Ook sociale thema’s worden steeds meer verweven in de kaders van gebiedsontwikkelaars. Peek: “Anno nu een woning bouwen is niet meer genoeg. Die woning moet ook nog iets anders doen. Naast de energietransitie, de mobiliteitstransitie en de natuurinclusiviteit, is er een nieuwe horizon: het sociaal domein. Waar je ooit als wethouder van het grondbedrijf de koning was, ben je dat niet meer. Dat is de wethouder die het sociaal domein onder zich heeft, die heeft het grootste budget. We moeten daarom veel beter kijken naar wat de gebiedsontwikkeling doet in relatie tot de uitgaven in het sociaal domein.”

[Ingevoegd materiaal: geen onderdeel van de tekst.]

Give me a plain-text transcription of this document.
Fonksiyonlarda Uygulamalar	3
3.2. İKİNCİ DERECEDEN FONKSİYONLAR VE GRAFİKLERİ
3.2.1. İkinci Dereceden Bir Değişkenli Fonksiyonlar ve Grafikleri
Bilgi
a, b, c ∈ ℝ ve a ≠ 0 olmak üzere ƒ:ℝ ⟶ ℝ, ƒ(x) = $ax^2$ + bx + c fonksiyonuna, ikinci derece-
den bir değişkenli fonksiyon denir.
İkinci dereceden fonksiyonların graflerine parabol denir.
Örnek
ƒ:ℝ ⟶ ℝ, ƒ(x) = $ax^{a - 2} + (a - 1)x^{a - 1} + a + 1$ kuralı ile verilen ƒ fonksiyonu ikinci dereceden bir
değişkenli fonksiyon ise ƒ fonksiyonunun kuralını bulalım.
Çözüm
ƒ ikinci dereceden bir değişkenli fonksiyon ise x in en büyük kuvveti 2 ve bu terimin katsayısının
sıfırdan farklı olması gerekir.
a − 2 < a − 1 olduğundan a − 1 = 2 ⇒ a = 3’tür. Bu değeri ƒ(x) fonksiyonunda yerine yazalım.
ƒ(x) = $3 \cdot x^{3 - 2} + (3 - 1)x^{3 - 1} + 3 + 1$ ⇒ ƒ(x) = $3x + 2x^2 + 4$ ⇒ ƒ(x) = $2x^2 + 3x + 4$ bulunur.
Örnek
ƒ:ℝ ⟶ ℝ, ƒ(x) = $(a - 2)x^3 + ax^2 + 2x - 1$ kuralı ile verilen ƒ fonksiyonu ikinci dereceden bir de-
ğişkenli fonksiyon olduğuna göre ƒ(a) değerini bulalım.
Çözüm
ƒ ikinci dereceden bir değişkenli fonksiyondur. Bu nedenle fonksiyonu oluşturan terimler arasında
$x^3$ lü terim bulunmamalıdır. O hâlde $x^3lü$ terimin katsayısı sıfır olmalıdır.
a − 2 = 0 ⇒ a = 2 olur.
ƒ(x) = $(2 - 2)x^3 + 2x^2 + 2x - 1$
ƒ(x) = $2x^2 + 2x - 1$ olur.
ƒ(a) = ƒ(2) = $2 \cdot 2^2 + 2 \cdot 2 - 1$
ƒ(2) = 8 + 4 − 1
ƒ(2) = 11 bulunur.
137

“Die sociale kant (lees ook het interview met Wouter Veldhuis op de volgende pagina; red.) zat vroeger veel beter in onze sector verankerd via de rol die corporaties speelden. Die zijn echter op dat vlak redelijk uitgekleed. Dat sociale domein was altijd erg budgetgestuurd en ging over ‘mensen helpen’. Men vergat vaak de ruimtelijke dimensie die daarbij hoort, zoals ontmoetingsplekken. Dat is nu voorbij. Dat is de Gebiedsontwikkeling 4.0 die we nu zien komen. Over een jaar of vier is dat een normale zaak, maar hopelijk gaat die verandering sneller.”
Samenwerkingsregisseur
De vele maatschappelijke thema’s waarmee ontwikkelaars te maken krijgen, worden dus steeds breder.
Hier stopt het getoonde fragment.